The skull logo is used in the official logo of the anthology, as well as variations of it on the cover art of all the main series games.

The series' main logo and all the games contain a skull prominently featured in their cover art. For the games, the skull contains teases for what is in the game, while also featuring the leading actor's character. Man of Medans skull features a compass dial around the upper edge. Inside the skull features Conrad with the Ourang Medan in a greenish colorway next to him. Behind the skull is a map. Little Hope features Andrew in the foreground, with Mary near a fire and a hanging stick figure. Behind the skull is a burned map. House of Ashes features a skull with fangs as well as Rachel and a statue of Pazuzu. Behind the skull is a sandstone wall with various images including part of a map. The Devil in Mes skull has a piece of metal attached to the mouth with blood. Kate is featured, along with Du'Met and the World's Fair Hotel replica. A map of the area is featured in the background.

== Development ==
After favourable reception of their 2015 title Until Dawn, developer Supermassive Games realized that there was a market for interactive drama horror games, and wanted to expand the concept to a larger audience. By 2018, Konami began soliciting pitches for future Silent Hill titles, including for an episodic series. Supermassive Games was among those developers to pitch such title, but Konami ultimately turned them down in favor of collaborating with different developers. Their Silent Hill proposal was repurposed as the framework for the anthology series. Thus, The Dark Pictures Anthology series was created, with Man of Medan being the first of eight planned instalments in the series.
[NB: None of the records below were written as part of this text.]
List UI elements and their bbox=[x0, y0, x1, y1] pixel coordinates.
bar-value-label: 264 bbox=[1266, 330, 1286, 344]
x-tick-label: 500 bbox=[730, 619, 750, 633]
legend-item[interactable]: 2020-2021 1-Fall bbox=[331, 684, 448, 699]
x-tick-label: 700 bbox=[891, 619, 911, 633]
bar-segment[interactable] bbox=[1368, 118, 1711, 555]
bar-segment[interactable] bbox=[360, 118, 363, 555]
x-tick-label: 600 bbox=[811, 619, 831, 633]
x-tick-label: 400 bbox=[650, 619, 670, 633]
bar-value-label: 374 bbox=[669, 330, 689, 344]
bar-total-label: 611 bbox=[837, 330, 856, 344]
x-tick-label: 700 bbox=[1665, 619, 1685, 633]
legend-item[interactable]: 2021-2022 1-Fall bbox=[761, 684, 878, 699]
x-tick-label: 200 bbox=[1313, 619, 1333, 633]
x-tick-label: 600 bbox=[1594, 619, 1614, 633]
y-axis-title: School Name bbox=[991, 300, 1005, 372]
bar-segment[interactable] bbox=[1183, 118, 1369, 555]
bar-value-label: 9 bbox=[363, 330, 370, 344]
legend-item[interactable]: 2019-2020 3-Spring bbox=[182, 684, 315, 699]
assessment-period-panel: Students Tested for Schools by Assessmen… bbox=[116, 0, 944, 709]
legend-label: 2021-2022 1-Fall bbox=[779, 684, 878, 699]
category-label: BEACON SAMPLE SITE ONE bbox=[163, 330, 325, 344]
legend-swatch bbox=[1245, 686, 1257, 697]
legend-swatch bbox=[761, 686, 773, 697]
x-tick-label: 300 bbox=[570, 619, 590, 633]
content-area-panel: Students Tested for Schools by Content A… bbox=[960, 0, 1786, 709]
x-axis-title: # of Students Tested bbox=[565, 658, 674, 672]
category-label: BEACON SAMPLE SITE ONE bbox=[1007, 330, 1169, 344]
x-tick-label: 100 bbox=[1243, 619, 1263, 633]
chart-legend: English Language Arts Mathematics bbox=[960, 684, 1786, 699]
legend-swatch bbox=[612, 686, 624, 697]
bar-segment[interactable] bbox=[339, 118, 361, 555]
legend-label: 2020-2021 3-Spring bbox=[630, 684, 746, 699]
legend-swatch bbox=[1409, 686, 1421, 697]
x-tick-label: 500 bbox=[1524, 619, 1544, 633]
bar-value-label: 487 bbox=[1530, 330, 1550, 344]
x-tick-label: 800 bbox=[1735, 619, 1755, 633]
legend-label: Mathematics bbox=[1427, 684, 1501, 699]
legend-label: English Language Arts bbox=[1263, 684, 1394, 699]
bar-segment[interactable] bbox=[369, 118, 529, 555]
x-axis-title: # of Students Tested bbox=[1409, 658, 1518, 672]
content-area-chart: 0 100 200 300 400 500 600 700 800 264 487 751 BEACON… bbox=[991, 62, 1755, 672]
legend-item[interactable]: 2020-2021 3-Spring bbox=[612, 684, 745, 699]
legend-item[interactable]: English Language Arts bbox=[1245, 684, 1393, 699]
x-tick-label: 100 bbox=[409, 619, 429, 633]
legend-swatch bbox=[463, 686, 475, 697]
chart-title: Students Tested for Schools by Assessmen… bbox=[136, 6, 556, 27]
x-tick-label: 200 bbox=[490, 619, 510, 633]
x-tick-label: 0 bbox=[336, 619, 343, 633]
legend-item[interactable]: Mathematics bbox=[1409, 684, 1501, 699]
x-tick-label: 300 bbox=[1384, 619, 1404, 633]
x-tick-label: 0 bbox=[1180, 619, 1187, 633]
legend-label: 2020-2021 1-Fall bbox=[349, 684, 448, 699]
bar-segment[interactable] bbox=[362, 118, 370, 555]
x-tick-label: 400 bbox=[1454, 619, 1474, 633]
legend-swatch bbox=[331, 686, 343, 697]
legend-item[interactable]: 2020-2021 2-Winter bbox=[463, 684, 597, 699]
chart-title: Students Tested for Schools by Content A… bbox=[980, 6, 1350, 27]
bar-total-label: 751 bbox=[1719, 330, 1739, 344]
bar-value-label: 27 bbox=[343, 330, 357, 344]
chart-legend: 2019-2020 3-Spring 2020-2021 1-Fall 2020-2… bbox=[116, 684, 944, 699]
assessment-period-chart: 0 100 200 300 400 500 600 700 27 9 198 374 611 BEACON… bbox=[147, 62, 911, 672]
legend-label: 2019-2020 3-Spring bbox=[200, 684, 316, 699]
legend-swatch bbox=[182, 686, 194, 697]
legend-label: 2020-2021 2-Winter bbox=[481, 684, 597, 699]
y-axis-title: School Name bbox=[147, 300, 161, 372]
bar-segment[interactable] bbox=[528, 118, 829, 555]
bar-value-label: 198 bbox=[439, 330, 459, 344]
Supermassive Games stated that they plan on releasing the subsequent seven games every six months in the anthology, with each game based on a horror trope that will feature a unique story with no correlation to the other entries in the series. In 2020, publisher Bandai Namco Entertainment described it as difficult to market as a series, as it was called an "anthology" while only having one entry; they considered it a long-term investment, that they thought would make more sense to players and would get a larger audience as more games become available.

=== Music ===
The music for the series is composed by Jason Graves, while the opening theme is a rendition of "Conversations with Death", which was recorded in 2017 by American metal bands Khemmis and Spirit Adrift.

== Reception ==

Aggregate review scores
| Game | Year | Metacritic | OpenCritic |
|---|---|---|---|
| Man of Medan | 2019 (PS4, Win, XONE) 2022 (PS5, XSXS) 2023 (Switch) | PS4: 69/100 Win: 75/100 XONE: 69/100 | 45% recommend |
| Little Hope | 2020 (PS4, Win, XONE) 2022 (PS5, XSXS) 2023 (Switch) | PS4: 71/100 Win: 73/100 XONE: 65/100 | 50% recommend |
| House of Ashes | 2021 (PS4, PS5, Win, XONE, XSXS) | PS4: 74/100 PS5: 72/100 Win: 73/100 XSXS: 74/100 | 59% recommend |
| The Devil in Me | 2022 (PS4, PS5, Win, XONE, XSXS) | PS5: 69/100 Win: 69/100 XSXS: 79/100 | 55% recommend |
| Switchback VR | 2023 (PS5) | 64/100 | 41% recommend |
| Directive 8020 | 2026 (PS5, Win, XSXS) | PS5: 72/100 Win: 73/100 XSXS: 68/100 | 53% recommend |

=== Sales ===
During its debut week, Man of Medan was the third best-selling physical game in the UK, and the best-selling in Europe, the Middle East, Africa, and Asia and reached one million copies sold worldwide after a year on sale. Little Hopes physical sales for its first week in the UK were 47% lower than Man of Medans; GamesIndustry.biz commented that this may in part be due to the COVID-19 pandemic, which led to a larger number of players buying digital versions of video games than in previous years.